For dependent variables included in the adjusted models, no adjustment for that variable is made, for example for BMI, the fully adjusted model includes only sex, age, and smoking history.
Log transformation performed for normalization with presentation of geometric means.

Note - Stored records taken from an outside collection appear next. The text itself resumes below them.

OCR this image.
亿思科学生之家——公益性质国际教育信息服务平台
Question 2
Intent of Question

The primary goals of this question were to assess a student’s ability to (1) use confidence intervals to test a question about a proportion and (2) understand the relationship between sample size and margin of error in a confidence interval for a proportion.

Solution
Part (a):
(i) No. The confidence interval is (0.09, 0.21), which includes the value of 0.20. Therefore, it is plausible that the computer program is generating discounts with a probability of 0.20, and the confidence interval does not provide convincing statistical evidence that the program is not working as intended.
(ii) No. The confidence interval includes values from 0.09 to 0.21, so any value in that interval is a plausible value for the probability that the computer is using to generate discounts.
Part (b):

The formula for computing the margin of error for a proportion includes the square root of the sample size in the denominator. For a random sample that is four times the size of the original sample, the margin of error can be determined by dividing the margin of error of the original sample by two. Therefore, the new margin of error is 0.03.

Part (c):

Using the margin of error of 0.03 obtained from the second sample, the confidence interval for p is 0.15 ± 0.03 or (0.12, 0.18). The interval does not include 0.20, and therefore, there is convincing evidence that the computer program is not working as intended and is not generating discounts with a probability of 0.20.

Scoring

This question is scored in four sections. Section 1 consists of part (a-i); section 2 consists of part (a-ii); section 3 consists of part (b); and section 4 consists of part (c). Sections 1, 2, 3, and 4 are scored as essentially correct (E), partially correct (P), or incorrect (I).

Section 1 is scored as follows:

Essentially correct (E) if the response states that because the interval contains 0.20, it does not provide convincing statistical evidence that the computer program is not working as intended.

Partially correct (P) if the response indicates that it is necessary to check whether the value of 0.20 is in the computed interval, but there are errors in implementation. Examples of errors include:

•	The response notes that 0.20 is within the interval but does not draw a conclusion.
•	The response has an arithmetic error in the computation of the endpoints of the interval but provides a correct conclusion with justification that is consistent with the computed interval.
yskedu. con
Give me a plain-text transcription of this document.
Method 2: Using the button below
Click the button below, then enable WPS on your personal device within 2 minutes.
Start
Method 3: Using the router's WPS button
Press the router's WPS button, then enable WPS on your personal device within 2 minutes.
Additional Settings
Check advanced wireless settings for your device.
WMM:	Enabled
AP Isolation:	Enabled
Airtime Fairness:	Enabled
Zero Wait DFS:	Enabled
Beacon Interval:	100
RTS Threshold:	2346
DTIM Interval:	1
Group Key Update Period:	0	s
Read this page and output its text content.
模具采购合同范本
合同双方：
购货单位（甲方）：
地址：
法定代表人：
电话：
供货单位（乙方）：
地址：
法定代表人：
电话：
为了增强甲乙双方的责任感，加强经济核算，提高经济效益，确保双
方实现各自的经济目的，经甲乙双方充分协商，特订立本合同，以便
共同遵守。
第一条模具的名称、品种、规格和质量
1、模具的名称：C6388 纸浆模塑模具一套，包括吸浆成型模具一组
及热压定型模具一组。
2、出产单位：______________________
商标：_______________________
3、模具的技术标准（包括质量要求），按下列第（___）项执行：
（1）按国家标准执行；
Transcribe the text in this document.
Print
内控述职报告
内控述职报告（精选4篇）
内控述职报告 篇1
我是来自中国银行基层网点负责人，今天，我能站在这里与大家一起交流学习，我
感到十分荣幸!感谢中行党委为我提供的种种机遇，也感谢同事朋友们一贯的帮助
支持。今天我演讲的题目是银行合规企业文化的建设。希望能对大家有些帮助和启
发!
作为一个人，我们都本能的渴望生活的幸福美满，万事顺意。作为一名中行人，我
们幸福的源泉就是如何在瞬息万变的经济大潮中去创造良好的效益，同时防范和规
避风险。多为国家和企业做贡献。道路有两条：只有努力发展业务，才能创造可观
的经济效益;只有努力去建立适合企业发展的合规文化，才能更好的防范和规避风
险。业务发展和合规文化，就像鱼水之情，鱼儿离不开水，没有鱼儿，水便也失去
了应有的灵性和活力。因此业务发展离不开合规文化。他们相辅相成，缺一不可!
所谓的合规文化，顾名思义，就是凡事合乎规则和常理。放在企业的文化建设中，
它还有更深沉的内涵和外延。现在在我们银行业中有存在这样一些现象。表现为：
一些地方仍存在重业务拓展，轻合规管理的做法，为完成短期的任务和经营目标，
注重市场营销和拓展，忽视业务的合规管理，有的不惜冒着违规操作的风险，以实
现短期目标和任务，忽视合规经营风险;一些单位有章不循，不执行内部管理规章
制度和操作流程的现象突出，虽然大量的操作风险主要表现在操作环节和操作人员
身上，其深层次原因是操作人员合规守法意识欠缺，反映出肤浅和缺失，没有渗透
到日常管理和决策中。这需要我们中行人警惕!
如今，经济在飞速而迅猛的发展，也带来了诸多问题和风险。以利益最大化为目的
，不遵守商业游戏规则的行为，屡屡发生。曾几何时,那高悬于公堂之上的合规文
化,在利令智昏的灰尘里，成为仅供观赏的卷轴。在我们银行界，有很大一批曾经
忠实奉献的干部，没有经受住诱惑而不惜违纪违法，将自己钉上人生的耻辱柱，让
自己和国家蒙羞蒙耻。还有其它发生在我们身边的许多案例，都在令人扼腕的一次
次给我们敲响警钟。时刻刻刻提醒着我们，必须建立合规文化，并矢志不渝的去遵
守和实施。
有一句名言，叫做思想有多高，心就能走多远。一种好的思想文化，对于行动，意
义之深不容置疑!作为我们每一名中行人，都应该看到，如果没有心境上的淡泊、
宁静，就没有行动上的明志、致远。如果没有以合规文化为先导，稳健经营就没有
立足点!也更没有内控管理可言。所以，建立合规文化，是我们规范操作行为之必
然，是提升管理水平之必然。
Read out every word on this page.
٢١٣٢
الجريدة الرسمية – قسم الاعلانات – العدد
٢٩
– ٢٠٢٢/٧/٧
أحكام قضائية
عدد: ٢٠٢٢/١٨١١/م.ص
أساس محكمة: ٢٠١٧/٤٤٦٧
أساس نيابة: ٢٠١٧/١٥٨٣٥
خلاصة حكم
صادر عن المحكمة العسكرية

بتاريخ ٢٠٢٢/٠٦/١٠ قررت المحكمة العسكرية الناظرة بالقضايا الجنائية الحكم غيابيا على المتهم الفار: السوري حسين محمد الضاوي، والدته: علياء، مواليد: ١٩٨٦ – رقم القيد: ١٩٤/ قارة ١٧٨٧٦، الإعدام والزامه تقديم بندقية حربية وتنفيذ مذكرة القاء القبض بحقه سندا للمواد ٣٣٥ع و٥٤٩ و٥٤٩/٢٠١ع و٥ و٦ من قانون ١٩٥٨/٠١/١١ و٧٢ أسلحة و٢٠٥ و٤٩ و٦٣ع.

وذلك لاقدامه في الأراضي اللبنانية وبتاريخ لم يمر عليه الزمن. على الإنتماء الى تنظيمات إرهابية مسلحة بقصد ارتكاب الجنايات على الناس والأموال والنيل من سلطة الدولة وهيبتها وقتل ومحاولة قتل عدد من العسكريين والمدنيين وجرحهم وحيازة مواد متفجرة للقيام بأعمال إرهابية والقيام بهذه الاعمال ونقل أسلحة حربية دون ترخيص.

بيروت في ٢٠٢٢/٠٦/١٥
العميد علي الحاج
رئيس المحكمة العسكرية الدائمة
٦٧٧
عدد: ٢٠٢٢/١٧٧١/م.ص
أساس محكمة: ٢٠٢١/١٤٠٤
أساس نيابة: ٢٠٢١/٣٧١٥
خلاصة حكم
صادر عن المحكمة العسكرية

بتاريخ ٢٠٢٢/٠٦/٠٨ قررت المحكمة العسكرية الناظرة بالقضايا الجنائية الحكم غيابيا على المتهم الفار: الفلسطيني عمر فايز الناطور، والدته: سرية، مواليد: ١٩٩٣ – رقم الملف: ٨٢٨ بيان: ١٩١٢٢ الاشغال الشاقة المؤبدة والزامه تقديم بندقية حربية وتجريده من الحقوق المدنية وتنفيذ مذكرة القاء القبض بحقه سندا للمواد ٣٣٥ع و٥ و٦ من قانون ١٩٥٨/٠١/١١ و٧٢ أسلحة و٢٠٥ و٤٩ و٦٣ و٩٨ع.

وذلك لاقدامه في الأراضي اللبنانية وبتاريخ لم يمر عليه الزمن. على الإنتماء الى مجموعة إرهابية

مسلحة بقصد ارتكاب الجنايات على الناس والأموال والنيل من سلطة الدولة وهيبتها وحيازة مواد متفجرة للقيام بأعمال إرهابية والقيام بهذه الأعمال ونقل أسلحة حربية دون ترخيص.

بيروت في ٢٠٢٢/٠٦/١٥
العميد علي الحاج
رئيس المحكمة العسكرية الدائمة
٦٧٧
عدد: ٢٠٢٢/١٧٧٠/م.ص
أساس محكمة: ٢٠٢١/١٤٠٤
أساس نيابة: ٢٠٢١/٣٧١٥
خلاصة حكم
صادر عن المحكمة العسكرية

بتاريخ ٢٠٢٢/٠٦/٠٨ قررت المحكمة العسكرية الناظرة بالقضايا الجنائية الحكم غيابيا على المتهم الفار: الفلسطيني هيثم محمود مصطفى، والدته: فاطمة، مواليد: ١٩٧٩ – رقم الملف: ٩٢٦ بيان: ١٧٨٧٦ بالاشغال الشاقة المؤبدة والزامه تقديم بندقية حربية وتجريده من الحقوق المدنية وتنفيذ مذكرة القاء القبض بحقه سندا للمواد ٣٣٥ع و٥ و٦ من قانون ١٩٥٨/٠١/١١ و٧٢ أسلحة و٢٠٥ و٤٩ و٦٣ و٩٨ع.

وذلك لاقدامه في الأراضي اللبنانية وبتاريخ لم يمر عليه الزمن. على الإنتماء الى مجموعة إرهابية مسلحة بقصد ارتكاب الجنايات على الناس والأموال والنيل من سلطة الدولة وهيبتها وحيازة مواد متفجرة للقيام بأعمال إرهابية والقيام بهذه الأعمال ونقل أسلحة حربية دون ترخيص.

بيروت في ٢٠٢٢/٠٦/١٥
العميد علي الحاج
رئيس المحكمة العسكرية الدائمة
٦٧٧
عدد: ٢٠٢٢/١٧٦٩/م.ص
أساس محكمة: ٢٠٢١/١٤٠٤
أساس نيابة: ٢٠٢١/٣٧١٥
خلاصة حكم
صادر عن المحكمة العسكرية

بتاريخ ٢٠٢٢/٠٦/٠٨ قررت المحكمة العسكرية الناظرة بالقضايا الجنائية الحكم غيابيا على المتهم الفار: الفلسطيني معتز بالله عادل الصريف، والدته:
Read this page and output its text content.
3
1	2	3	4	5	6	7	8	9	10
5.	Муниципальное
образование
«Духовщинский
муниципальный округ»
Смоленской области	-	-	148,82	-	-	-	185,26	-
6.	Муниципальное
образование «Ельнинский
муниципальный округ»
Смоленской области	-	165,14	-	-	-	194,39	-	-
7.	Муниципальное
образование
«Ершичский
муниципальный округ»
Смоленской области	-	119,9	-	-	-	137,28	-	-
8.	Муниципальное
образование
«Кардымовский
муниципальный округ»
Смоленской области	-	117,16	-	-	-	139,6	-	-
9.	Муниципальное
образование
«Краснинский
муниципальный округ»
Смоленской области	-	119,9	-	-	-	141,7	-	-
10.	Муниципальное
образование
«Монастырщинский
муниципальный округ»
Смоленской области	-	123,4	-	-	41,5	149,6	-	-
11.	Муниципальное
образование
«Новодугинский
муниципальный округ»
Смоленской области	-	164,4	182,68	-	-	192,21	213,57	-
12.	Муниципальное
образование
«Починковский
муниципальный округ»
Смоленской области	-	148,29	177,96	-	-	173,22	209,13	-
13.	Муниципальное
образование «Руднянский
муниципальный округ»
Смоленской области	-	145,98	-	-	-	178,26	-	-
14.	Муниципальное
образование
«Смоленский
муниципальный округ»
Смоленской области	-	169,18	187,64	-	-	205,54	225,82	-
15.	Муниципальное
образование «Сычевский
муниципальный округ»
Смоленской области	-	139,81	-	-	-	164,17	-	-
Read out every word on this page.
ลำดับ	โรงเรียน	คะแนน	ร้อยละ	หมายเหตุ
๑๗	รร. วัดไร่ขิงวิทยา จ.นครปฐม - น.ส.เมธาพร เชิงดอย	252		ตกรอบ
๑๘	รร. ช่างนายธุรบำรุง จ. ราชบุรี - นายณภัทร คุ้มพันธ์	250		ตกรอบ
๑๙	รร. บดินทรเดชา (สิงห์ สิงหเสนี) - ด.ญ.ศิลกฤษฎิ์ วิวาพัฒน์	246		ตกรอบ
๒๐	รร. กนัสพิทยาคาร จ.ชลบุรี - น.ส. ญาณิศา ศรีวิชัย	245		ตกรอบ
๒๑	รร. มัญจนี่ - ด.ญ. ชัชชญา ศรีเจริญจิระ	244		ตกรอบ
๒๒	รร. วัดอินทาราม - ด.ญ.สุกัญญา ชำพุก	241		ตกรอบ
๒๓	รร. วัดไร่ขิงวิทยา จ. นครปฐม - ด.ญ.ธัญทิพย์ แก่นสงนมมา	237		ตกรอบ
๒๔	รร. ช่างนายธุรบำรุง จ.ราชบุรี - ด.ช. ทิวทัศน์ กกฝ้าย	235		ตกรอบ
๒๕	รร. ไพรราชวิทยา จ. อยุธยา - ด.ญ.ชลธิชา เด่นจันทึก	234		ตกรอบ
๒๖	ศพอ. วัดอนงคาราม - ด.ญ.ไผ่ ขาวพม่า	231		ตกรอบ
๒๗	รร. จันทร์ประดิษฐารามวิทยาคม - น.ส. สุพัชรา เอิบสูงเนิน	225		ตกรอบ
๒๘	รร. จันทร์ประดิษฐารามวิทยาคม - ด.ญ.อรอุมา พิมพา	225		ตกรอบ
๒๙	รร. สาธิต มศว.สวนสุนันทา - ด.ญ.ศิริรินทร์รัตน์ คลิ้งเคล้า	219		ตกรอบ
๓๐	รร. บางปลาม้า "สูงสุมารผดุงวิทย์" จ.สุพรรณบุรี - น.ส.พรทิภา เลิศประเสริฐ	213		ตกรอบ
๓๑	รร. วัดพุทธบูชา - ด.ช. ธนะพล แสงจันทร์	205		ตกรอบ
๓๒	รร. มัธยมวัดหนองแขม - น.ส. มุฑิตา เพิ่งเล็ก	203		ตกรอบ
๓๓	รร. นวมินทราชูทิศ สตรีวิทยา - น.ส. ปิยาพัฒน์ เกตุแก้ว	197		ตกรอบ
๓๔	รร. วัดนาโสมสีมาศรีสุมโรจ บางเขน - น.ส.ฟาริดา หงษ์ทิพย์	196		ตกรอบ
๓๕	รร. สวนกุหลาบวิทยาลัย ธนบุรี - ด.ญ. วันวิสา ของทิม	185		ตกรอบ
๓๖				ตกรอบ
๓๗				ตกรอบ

BMI, body mass index; bpm, beats per minute; CRP, C-reactive protein; DBP, diastolic blood pressure; HDL, high-density lipoprotein; IL-6, interleukin-6; LDL, low-density lipoprotein; MAP, mean arterial pressure; QUICKI, quantitative insulin sensitivity check index; SBP, systolic blood pressure.
Figure 1.
Differences in characteristics by blood pressure status (normal vs. prehypertensive). (a) Age and body mass index (BMI). Prehypertensive subjects were older with greater BMI, P = 0.0009 and P < 0.0001, respectively. BMI was still significant after adjustment for sex and age. Age is shown on the x-axis and BMI on the y-axis. Mean ± s.e. is graphed. (b) Plasma leptin and IL-6. Prehypertensive subjects had greater leptin and IL-6 levels than normotensives, after sex and age adjustment P = 0.0001 and P = 0.0003, respectively. Statistics were performed on log-transformed values for normalization, with presentation of geometric means (with s.e. bars). IL-6 is shown on the x-axis and leptin on the y-axis. IL, interleukin.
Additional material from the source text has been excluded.